Homecare

BVMed unterstützt gemeinsame Regeln der Krankenkassen für die Hilfsmittel-Versorgung in Zeiten des Coronavirus

Der Bundesverband Medizintechnologie, BVMed, unterstützt die Bemühungen des GKV-Spitzenverbandes, zu einheitlichen Regeln der Krankenkassen im Umgang mit den Auswirkungen der Coronavirus-Pandemie auf die Hilfsmittel-Leistungserbringer zuzukommen. "Wir brauchen gemeinsame und sinnvolle Regelungen, wie wir die Hilfsmittel-Versorgung durch unsere Homecare-Unternehmen und Hilfsmittel-Leistungserbringer sicherstellen können", so BVMed-Geschäftsführer Dr.
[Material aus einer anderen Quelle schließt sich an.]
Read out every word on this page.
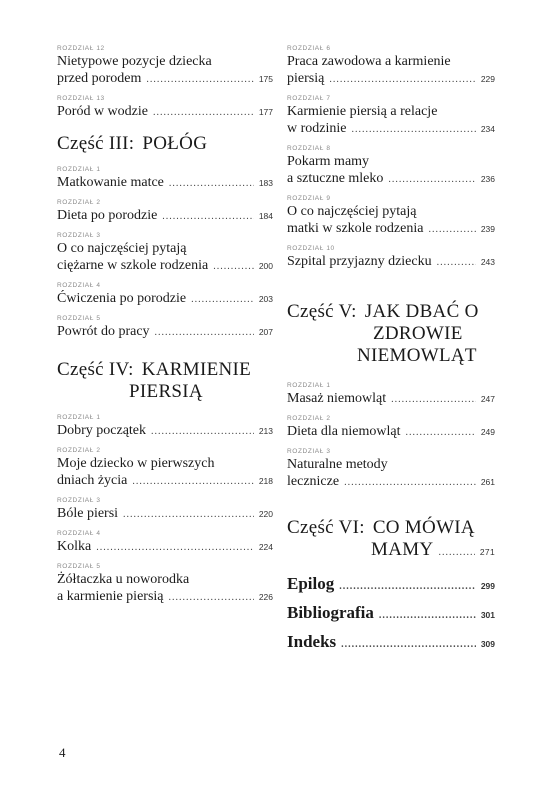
ROZDZIAŁ 12
Nietypowe pozycje dziecka
przed porodem .....	175
ROZDZIAŁ 13
Poród w wodzie .....	177
Część III: POŁÓG
ROZDZIAŁ 1
Matkowanie matce .....	183
ROZDZIAŁ 2
Dieta po porodzie .....	184
ROZDZIAŁ 3
O co najczęściej pytają
ciężarne w szkole rodzenia .....	200
ROZDZIAŁ 4
Ćwiczenia po porodzie .....	203
ROZDZIAŁ 5
Powrót do pracy .....	207
Część IV: KARMIENIE
PIERSIĄ
ROZDZIAŁ 1
Dobry początek .....	213
ROZDZIAŁ 2
Moje dziecko w pierwszych
dniach życia .....	218
ROZDZIAŁ 3
Bóle piersi .....	220
ROZDZIAŁ 4
Kolka .....	224
ROZDZIAŁ 5
Żółtaczka u noworodka
a karmienie piersią .....	226
ROZDZIAŁ 6
Praca zawodowa a karmienie
piersią .....	229
ROZDZIAŁ 7
Karmienie piersią a relacje
w rodzinie .....	234
ROZDZIAŁ 8
Pokarm mamy
a sztuczne mleko .....	236
ROZDZIAŁ 9
O co najczęściej pytają
matki w szkole rodzenia .....	239
ROZDZIAŁ 10
Szpital przyjazny dziecku .....	243
Część V: JAK DBAĆ O
ZDROWIE
NIEMOWLĄT
ROZDZIAŁ 1
Masaż niemowląt .....	247
ROZDZIAŁ 2
Dieta dla niemowląt .....	249
ROZDZIAŁ 3
Naturalne metody
lecznicze .....	261
Część VI: CO MÓWIĄ
MAMY .....	271
Epilog .....	299
Bibliografia .....	301
Indeks .....	309
4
Marc-Pierre Möll. Der BVMed hatte den Krankenkassen zur Vorbereitung eines Abstimmungsgesprächs umfangreiche Maßnahmenvorschläge zur Sicherstellung der Hilfsmittel- und Homecare-Versorgung unterbreitet.

Am 17. März 2020 erfolgte ein Abstimmungsgespräch beim GKV-Spitzenverband mit Vertretern aller Kassenarten. In den nächsten Tagen werden auf dieser Basis Empfehlungen an die Krankenkassen für die Sicherstellung der Hilfsmittel-Versorgung in Corona-Krisenzeiten gegeben. Dabei geht es unter anderem um Fragen der Lieferung, Einweisung und Dokumentation der Hilfsmittel-Versorgung sowie um Fragen der ärztlichen Verordnungen und Abrechnung.

"Wir stehen hier in gutem Austausch mit dem GKV-Spitzenverband. Es ist wichtig, dass die Krankenkassen die gemeinsamen Empfehlungen auch einheitlich mittragen, damit die Homecare-Unternehmen Planungs- und Versorgungssicherheit haben", so BVMed-Hilfsmittelexpertin Juliane Pohl.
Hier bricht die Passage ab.